General feedback on Conway's Game of Life implementation

I've just written an implementation of Conway's Game of Life as an exercise and I'd love to get some feedback on how I can improve this program and hopefully my style in general.

I've tested the code in Python 2.7.3. It requires the PyPNG module to render the state of the simulation.

"""Simulate Conway's Game of Life.

The world is finite. Cells at its border always stay dead.
The frames of the simulation are saved as .png files.
"""

from numpy.random import random_integers
from png import from_array

ALIVE = 0

def saveAsImage(array, number):
"""Save the array to a .png file.

The files are saved as 1-bit greyscale (black/white).
"""

image = from_array(array, 'L', {'bitdepth': 1})
image.save('image%03i.png' % number)

def simulate(world, simulationLength):
"""Simulate a certain number from steps starting from a given state.

The frames are saved as .png images in the current working directory.

Parameters:
world: The initial state of the world as a two-dimensional numpy
array in which world[y][x] describes the state of the
cell at position x, y
simulationLength: The number of simulated steps,
simulationLength + 1 images are created.
"""

# Retrieve the dimensions of the world
worldHeight = len(world)
worldWidth = len(world[0])

# Make sure there are no living cells on the border.
world[worldHeight - 1] = DEAD  # bottom
for y in xrange(1, worldHeight - 2):
world[y][worldWidth - 1] = DEAD  # right

saveAsImage(world, 0)

for frame in xrange(1, simulationLength + 1):
# Simulate simulationLength frames

nextWorld = world.copy()

for y in xrange(1, worldHeight - 1):
for x in xrange(1, worldWidth - 1):
# Iterate over all cells within the border

neighbors = [world[y - 1][x - 1],
world[y - 1][x],
world[y - 1][x + 1],
world[y][x - 1],
world[y][x + 1],
world[y + 1][x - 1],
world[y + 1][x],
world[y + 1][x + 1]]
livingNeighbors = sum(neighbor == ALIVE
for neighbor in neighbors)

if world[y][x] == ALIVE:
# Living cells with less than 2 or more than three
# living neighbors die
if livingNeighbors not in (2, 3):
else:
# Dead cells with three living neighbors are reborn
if livingNeighbors == 3:
nextWorld[y][x] = ALIVE

world = nextWorld

saveAsImage(world, frame)

if __name__ == '__main__':
worldWidth = 100
worldHeight = 100

# Populate the world with random living/dead (50% each) cells
world = random_integers(0, 1, (worldHeight, worldWidth))

simulate(world, 50)

• From a quick look, I'd say avoid placing code in the global namespace... place stuff in main() function, and use the __name__ == '__main__' thing. See meta.codereview.stackexchange.com/a/493. Aug 2 '13 at 20:37
• Thanks, you're right. My line of reasoning was that I didn't intend this snippet to be imported by another module, but of course it's better to put the simulation into a function instead of hard-coding the parameters like I did. Aug 2 '13 at 21:32
• I've updated my code to reflect your suggestions and already found an error previously covered by namespace ambiguity. Aug 2 '13 at 22:28
• good to know you fixed something as a result of my excellence :) Aug 2 '13 at 22:30
• Instead of world[0] = DEAD don't you need world[0] = [DEAD] * worldWidth ? I don't understand how this can work as it stands. Aug 3 '13 at 11:19

The main thing I want to point is that your algorithm is too simple since it uses matrix (list of lists) as a playing field. If it will be 1000*1000 you will process the field in about a second. And it is already slow. But if 10000*10000? 100 seconds per move (100 millions mostly empty cells to process?)
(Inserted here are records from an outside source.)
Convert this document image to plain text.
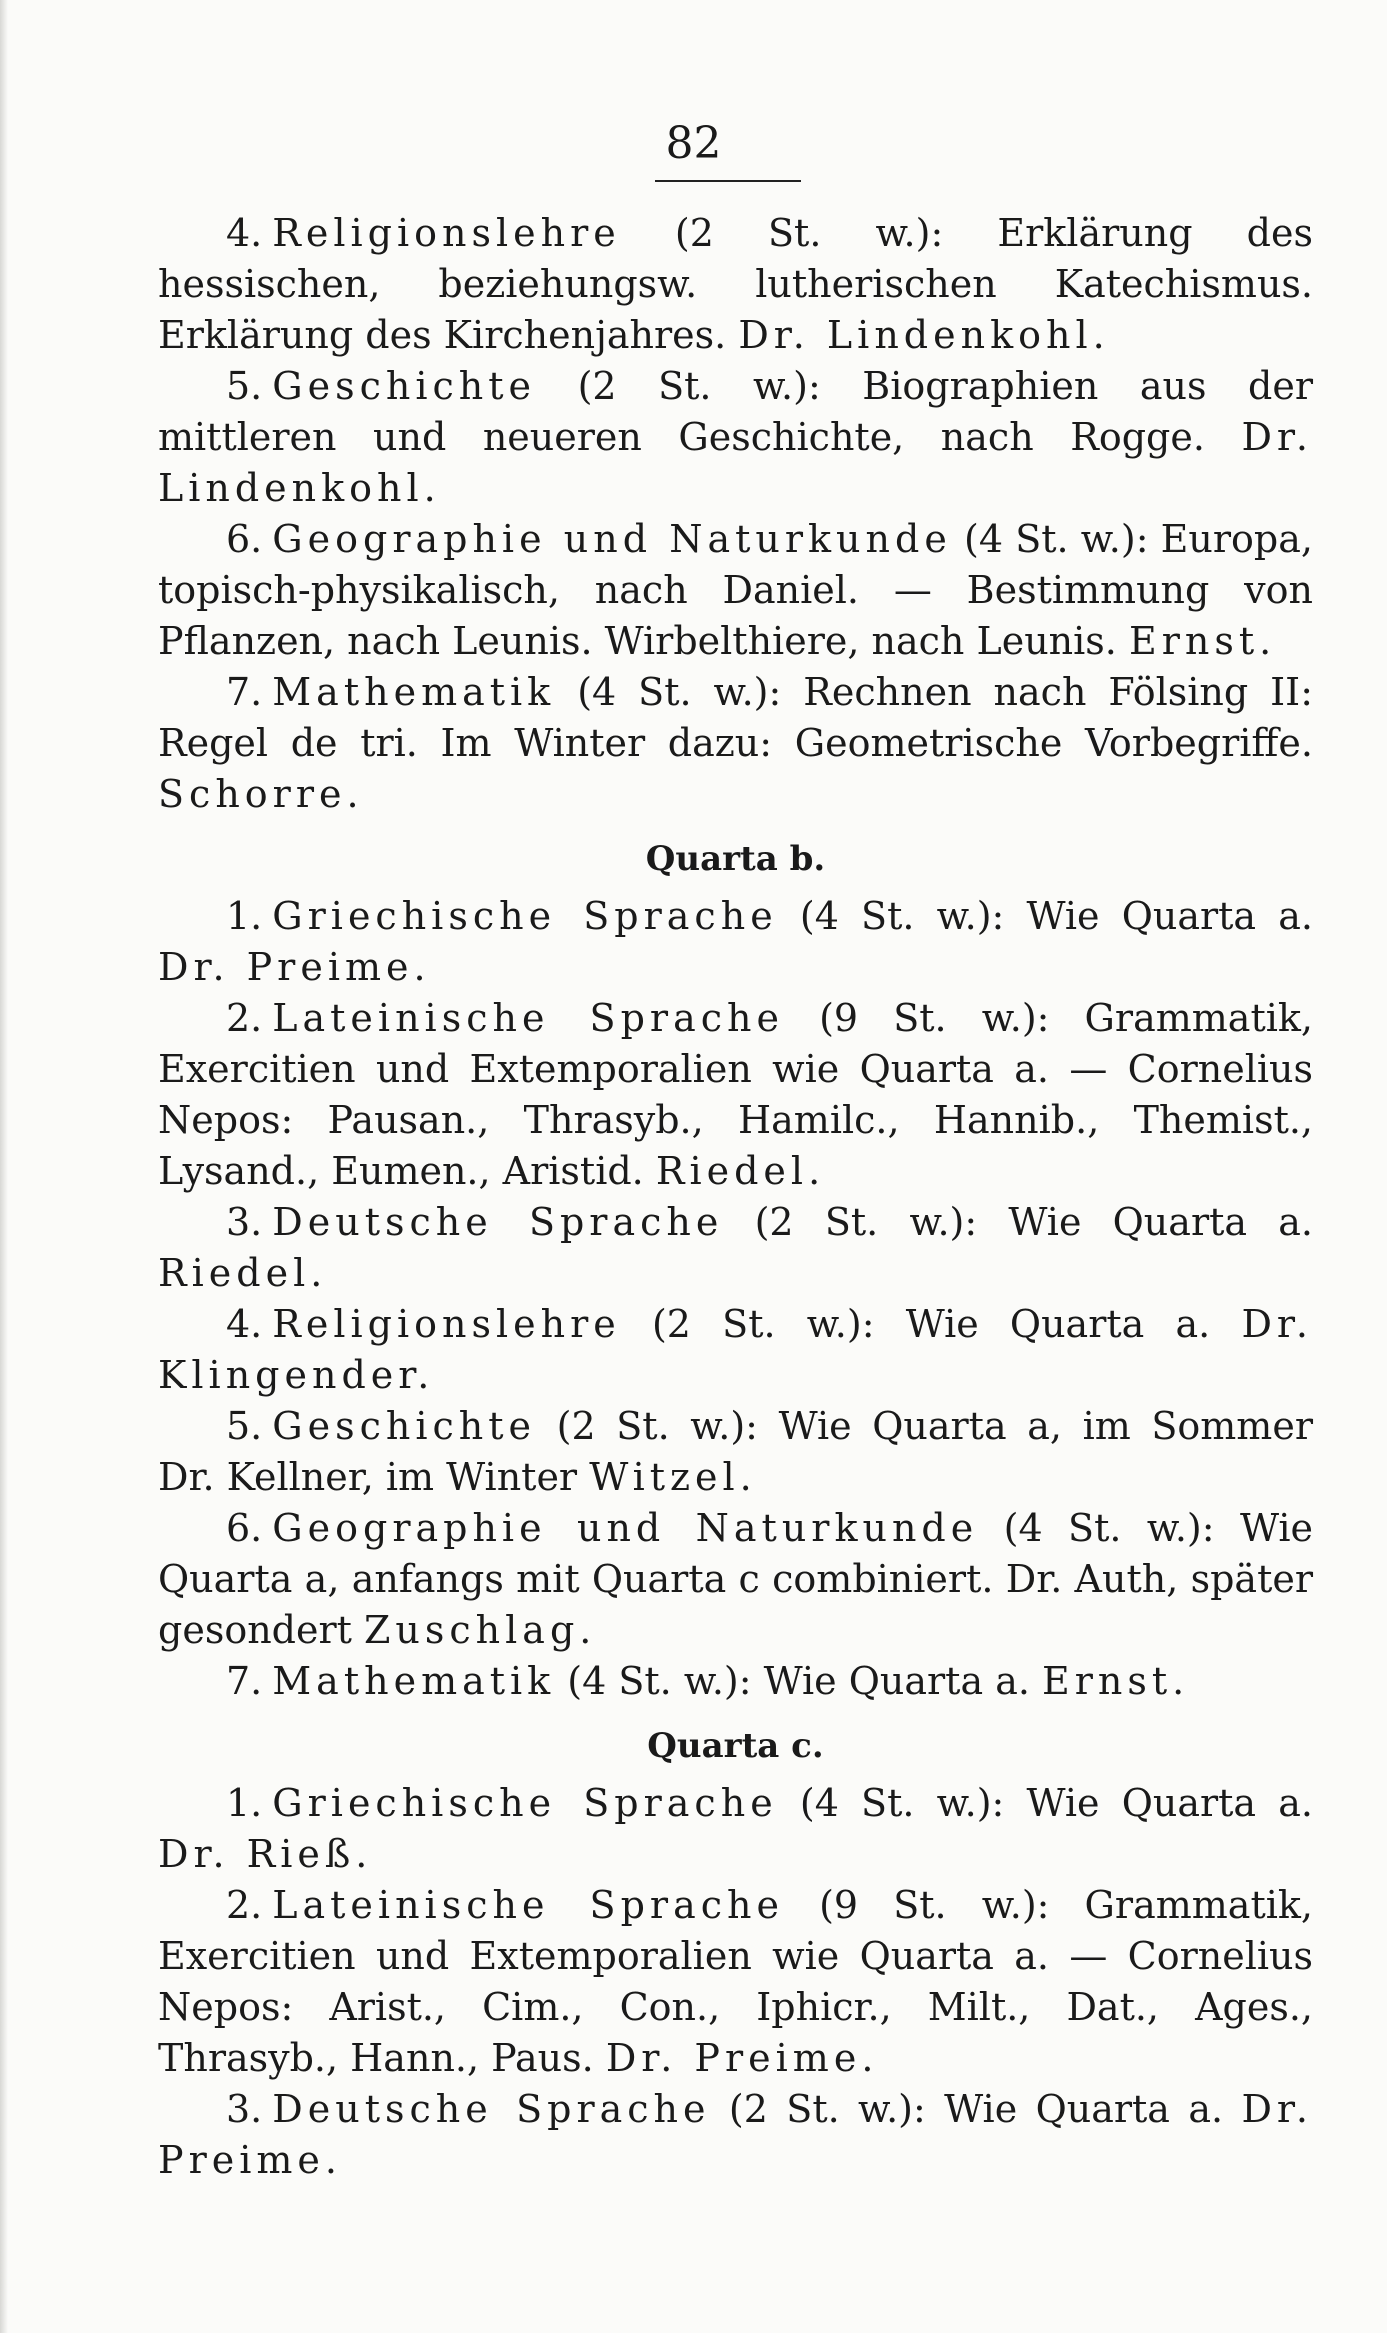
82
4. Religionslehre (2 St. w.): Erklärung des hessischen, beziehungsw. lutherischen Katechismus. Erklärung des Kirchenjahres. Dr. Lindenkohl.
5. Geschichte (2 St. w.): Biographien aus der mittleren und neueren Geschichte, nach Rogge. Dr. Lindenkohl.
6. Geographie und Naturkunde (4 St. w.): Europa, topisch-physikalisch, nach Daniel. — Bestimmung von Pflanzen, nach Leunis. Wirbelthiere, nach Leunis. Ernst.
7. Mathematik (4 St. w.): Rechnen nach Fölsing II: Regel de tri. Im Winter dazu: Geometrische Vorbegriffe. Schorre.
Quarta b.
1. Griechische Sprache (4 St. w.): Wie Quarta a. Dr. Preime.
2. Lateinische Sprache (9 St. w.): Grammatik, Exercitien und Extemporalien wie Quarta a. — Cornelius Nepos: Pausan., Thrasyb., Hamilc., Hannib., Themist., Lysand., Eumen., Aristid. Riedel.
3. Deutsche Sprache (2 St. w.): Wie Quarta a. Riedel.
4. Religionslehre (2 St. w.): Wie Quarta a. Dr. Klingender.
5. Geschichte (2 St. w.): Wie Quarta a, im Sommer Dr. Kellner, im Winter Witzel.
6. Geographie und Naturkunde (4 St. w.): Wie Quarta a, anfangs mit Quarta c combiniert. Dr. Auth, später gesondert Zuschlag.
7. Mathematik (4 St. w.): Wie Quarta a. Ernst.
Quarta c.
1. Griechische Sprache (4 St. w.): Wie Quarta a. Dr. Rieß.
2. Lateinische Sprache (9 St. w.): Grammatik, Exercitien und Extemporalien wie Quarta a. — Cornelius Nepos: Arist., Cim., Con., Iphicr., Milt., Dat., Ages., Thrasyb., Hann., Paus. Dr. Preime.
3. Deutsche Sprache (2 St. w.): Wie Quarta a. Dr. Preime.
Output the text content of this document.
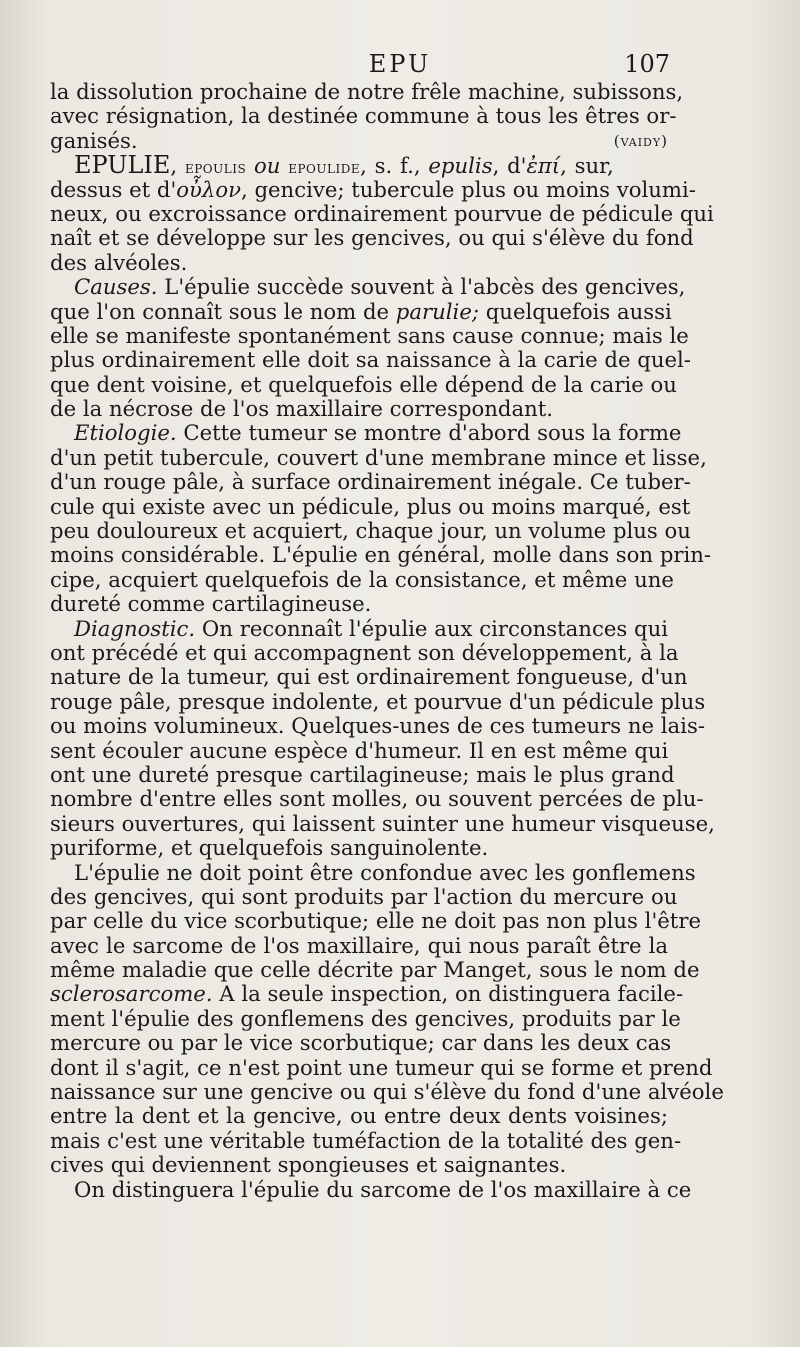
EPU	107
la dissolution prochaine de notre frêle machine, subissons,
avec résignation, la destinée commune à tous les êtres or-
ganisés.	(vaidy)
EPULIE, epoulis ou epoulide, s. f., epulis, d'ἐπί, sur,
dessus et d'οὖλον, gencive; tubercule plus ou moins volumi-
neux, ou excroissance ordinairement pourvue de pédicule qui
naît et se développe sur les gencives, ou qui s'élève du fond
des alvéoles.
Causes. L'épulie succède souvent à l'abcès des gencives,
que l'on connaît sous le nom de parulie; quelquefois aussi
elle se manifeste spontanément sans cause connue; mais le
plus ordinairement elle doit sa naissance à la carie de quel-
que dent voisine, et quelquefois elle dépend de la carie ou
de la nécrose de l'os maxillaire correspondant.
Etiologie. Cette tumeur se montre d'abord sous la forme
d'un petit tubercule, couvert d'une membrane mince et lisse,
d'un rouge pâle, à surface ordinairement inégale. Ce tuber-
cule qui existe avec un pédicule, plus ou moins marqué, est
peu douloureux et acquiert, chaque jour, un volume plus ou
moins considérable. L'épulie en général, molle dans son prin-
cipe, acquiert quelquefois de la consistance, et même une
dureté comme cartilagineuse.
Diagnostic. On reconnaît l'épulie aux circonstances qui
ont précédé et qui accompagnent son développement, à la
nature de la tumeur, qui est ordinairement fongueuse, d'un
rouge pâle, presque indolente, et pourvue d'un pédicule plus
ou moins volumineux. Quelques-unes de ces tumeurs ne lais-
sent écouler aucune espèce d'humeur. Il en est même qui
ont une dureté presque cartilagineuse; mais le plus grand
nombre d'entre elles sont molles, ou souvent percées de plu-
sieurs ouvertures, qui laissent suinter une humeur visqueuse,
puriforme, et quelquefois sanguinolente.
L'épulie ne doit point être confondue avec les gonflemens
des gencives, qui sont produits par l'action du mercure ou
par celle du vice scorbutique; elle ne doit pas non plus l'être
avec le sarcome de l'os maxillaire, qui nous paraît être la
même maladie que celle décrite par Manget, sous le nom de
sclerosarcome. A la seule inspection, on distinguera facile-
ment l'épulie des gonflemens des gencives, produits par le
mercure ou par le vice scorbutique; car dans les deux cas
dont il s'agit, ce n'est point une tumeur qui se forme et prend
naissance sur une gencive ou qui s'élève du fond d'une alvéole
entre la dent et la gencive, ou entre deux dents voisines;
mais c'est une véritable tuméfaction de la totalité des gen-
cives qui deviennent spongieuses et saignantes.
On distinguera l'épulie du sarcome de l'os maxillaire à ce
And these nasty borders? They will spoil many game-related problems.

If you are eager to really improve your game (and perhaps your skills), you can try another implementation.

Store only live cells - a set/list/dict of tuples in form (x, y). There would be interesting little task about searching for neighbor cells - you can find several solutions to do it fast (feel free to write if you want a hint).

Then you will have the game on an endless field and you will like its speed (and you will be proud for your work, I dare to suppose).

• Thank you for this valuable suggestion! I'll try to tackle this challenge soon! Aug 4 '13 at 21:36

Separate different concerns in your code. The function simulate does two things that should be separated, namely changing the state of the world and calling the function that saves it as an image. As it is, it's impossible to re-use only the state-changing logic. Instead, move the game logic to a function simulate_step (or whatever you want to call it).

Stick to the PEP8 naming conventions: functions and variables should be written lowercase_with_underscores. Otherwise, you follow the guide very nicely.